Sigrfredo is a retired agronomy professor who, together with his business partners, founded the Los Naranjos group farms and the Renacer processing station in El Salvador. He manages a team of six field technicians who help small and medium-sized growers improve agricultural practices for higher yields and better soil quality. The Renacer group includes approximately 350 producers supplying coffee.
Mustefa Abakeno is a smallholder farmer who owns 18 hectares of land near the town of Agaro in the Jimma region of western Ethiopia. His farm is located at an altitude of 2,040 meters above sea level and is planted with coffee varieties from the Jimma Research Centre.
In Salvador, the coffee cherries are delivered to a station where the coffee is washed, cleaned, and stripped of unripe beans. It is then pulped and fermented until it reaches a pH of 4.5. The coffee is then washed again and transported to the African beds, where it is dried to a moisture content of 11 %.
Mustefa owns a small machine to remove the coffee husk and pulp, which he uses to process the washed coffee. Due to the scarcity of water in this area of Ethiopia, the coffee ferments for a very short period of time (8 hours). It is then dried for 13-16 days. The taste of coffee processed this way is similar to that of the honey method.
The coffee from El Salvador is a blend of several varieties, mainly South American, which are characterized by a balanced taste and fruity or spicy notes in the cup.

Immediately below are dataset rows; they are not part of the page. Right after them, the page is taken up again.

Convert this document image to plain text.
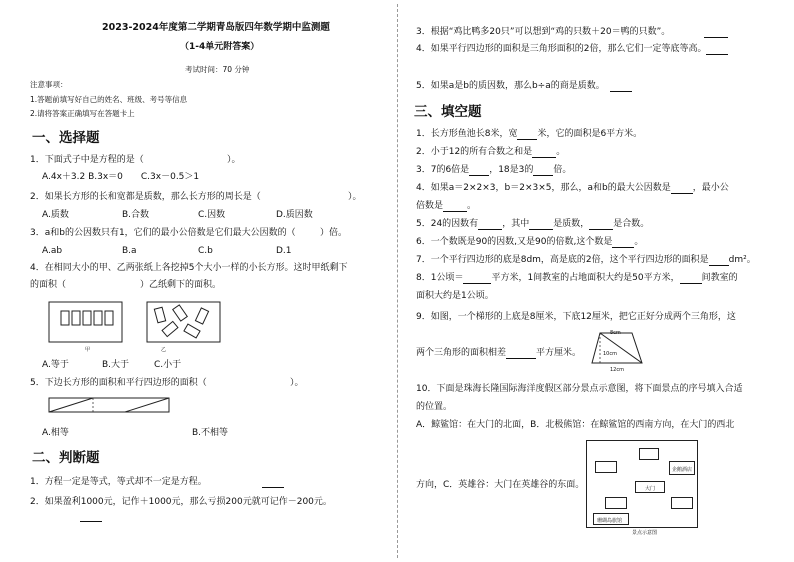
2023-2024年度第二学期青岛版四年数学期中监测题
（1-4单元附答案）
考试时间：70 分钟
注意事项：
1.答题前填写好自己的姓名、班级、考号等信息
2.请将答案正确填写在答题卡上
一、选择题
1．下面式子中是方程的是（	）。
A.4x＋3.2 B.3x＝0　　C.3x－0.5＞1
2．如果长方形的长和宽都是质数，那么长方形的周长是（	）。
A.质数	B.合数	C.因数	D.质因数
3．a和b的公因数只有1，它们的最小公倍数是它们最大公因数的（	）倍。
A.ab	B.a	C.b	D.1
4．在相同大小的甲、乙两张纸上各挖掉5个大小一样的小长方形。这时甲纸剩下
的面积（	）乙纸剩下的面积。
甲	乙
A.等于	B.大于	C.小于
5．下边长方形的面积和平行四边形的面积（	）。
A.相等	B.不相等
二、判断题
1．方程一定是等式，等式却不一定是方程。
2．如果盈利1000元，记作＋1000元，那么亏损200元就可记作－200元。
3．根据“鸡比鸭多20只”可以想到“鸡的只数＋20＝鸭的只数”。
4．如果平行四边形的面积是三角形面积的2倍，那么它们一定等底等高。
5．如果a是b的质因数，那么b÷a的商是质数。
三、填空题
1．长方形鱼池长8米，宽 米，它的面积是6平方米。
2．小于12的所有合数之和是	。
3．7的6倍是 ，18是3的 倍。
4．如果a＝2×2×3，b＝2×3×5，那么，a和b的最大公因数是 ，最小公
倍数是	。
5．24的因数有	，其中	是质数，	是合数。
6．一个数既是90的因数,又是90的倍数,这个数是 。
7．一个平行四边形的底是8dm，高是底的2倍，这个平行四边形的面积是 dm²。
8．1公顷＝	平方米，1间教室的占地面积大约是50平方米， 间教室的
面积大约是1公顷。
9．如图，一个梯形的上底是8厘米，下底12厘米，把它正好分成两个三角形，这
两个三角形的面积相差	平方厘米。
8cm
10cm
12cm
10．下面是珠海长隆国际海洋度假区部分景点示意图，将下面景点的序号填入合适
的位置。
A．鲸鲨馆：在大门的北面，B．北极熊馆：在鲸鲨馆的西南方向，在大门的西北
方向，C．英雄谷：大门在英雄谷的东面。
企鹅酒店
大门
珊瑚岛旅馆
景点示意图
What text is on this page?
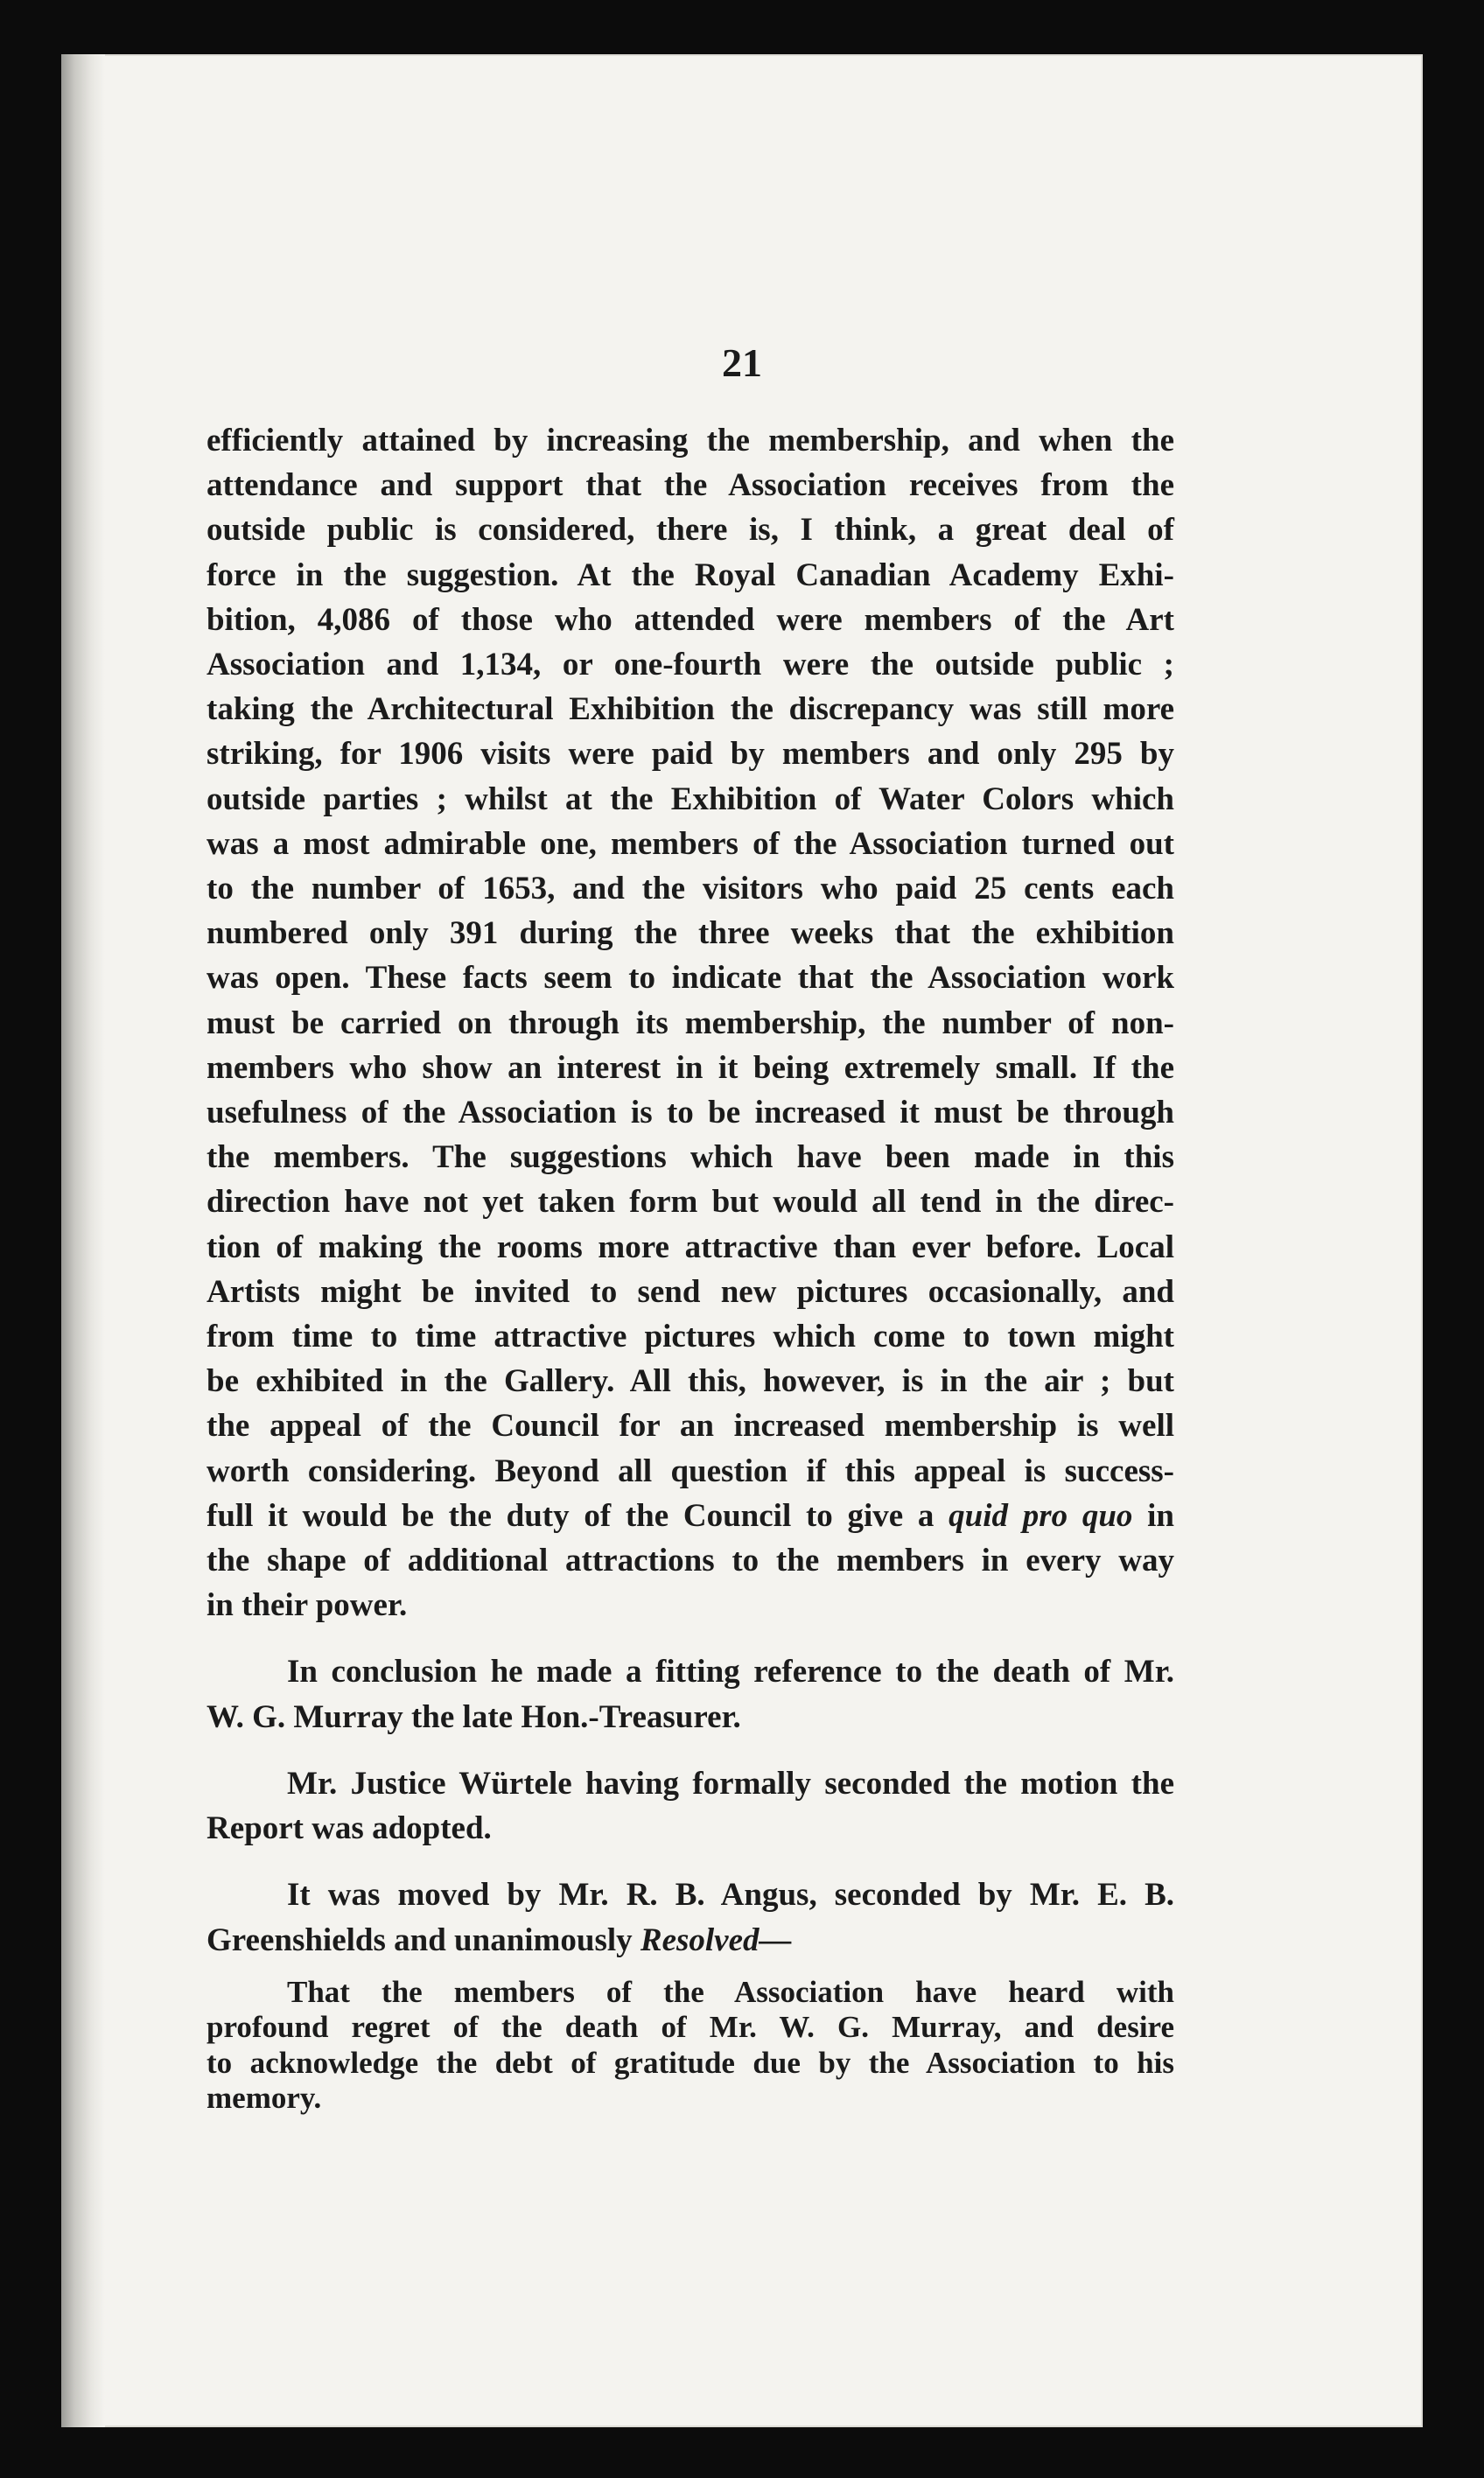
21
efficiently attained by increasing the membership, and when the
attendance and support that the Association receives from the
outside public is considered, there is, I think, a great deal of
force in the suggestion. At the Royal Canadian Academy Exhi-
bition, 4,086 of those who attended were members of the Art
Association and 1,134, or one-fourth were the outside public ;
taking the Architectural Exhibition the discrepancy was still more
striking, for 1906 visits were paid by members and only 295 by
outside parties ; whilst at the Exhibition of Water Colors which
was a most admirable one, members of the Association turned out
to the number of 1653, and the visitors who paid 25 cents each
numbered only 391 during the three weeks that the exhibition
was open. These facts seem to indicate that the Association work
must be carried on through its membership, the number of non-
members who show an interest in it being extremely small. If the
usefulness of the Association is to be increased it must be through
the members. The suggestions which have been made in this
direction have not yet taken form but would all tend in the direc-
tion of making the rooms more attractive than ever before. Local
Artists might be invited to send new pictures occasionally, and
from time to time attractive pictures which come to town might
be exhibited in the Gallery. All this, however, is in the air ; but
the appeal of the Council for an increased membership is well
worth considering. Beyond all question if this appeal is success-
full it would be the duty of the Council to give a quid pro quo in
the shape of additional attractions to the members in every way
in their power.
In conclusion he made a fitting reference to the death of Mr.
W. G. Murray the late Hon.-Treasurer.
Mr. Justice Würtele having formally seconded the motion the
Report was adopted.
It was moved by Mr. R. B. Angus, seconded by Mr. E. B.
Greenshields and unanimously Resolved—
That the members of the Association have heard with
profound regret of the death of Mr. W. G. Murray, and desire
to acknowledge the debt of gratitude due by the Association to his
memory.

Given the historical tradition, the way coffee is grown in Ethiopia, along with the political situation and the local system, it is almost impossible to find single variety lots (parts of the harvest). Although this has slowly begun to change in recent years, for now, the typical designation for coffee varieties from Ethiopia is still Ethiopian heirloom varieties or Ethiopian indigenous varieties.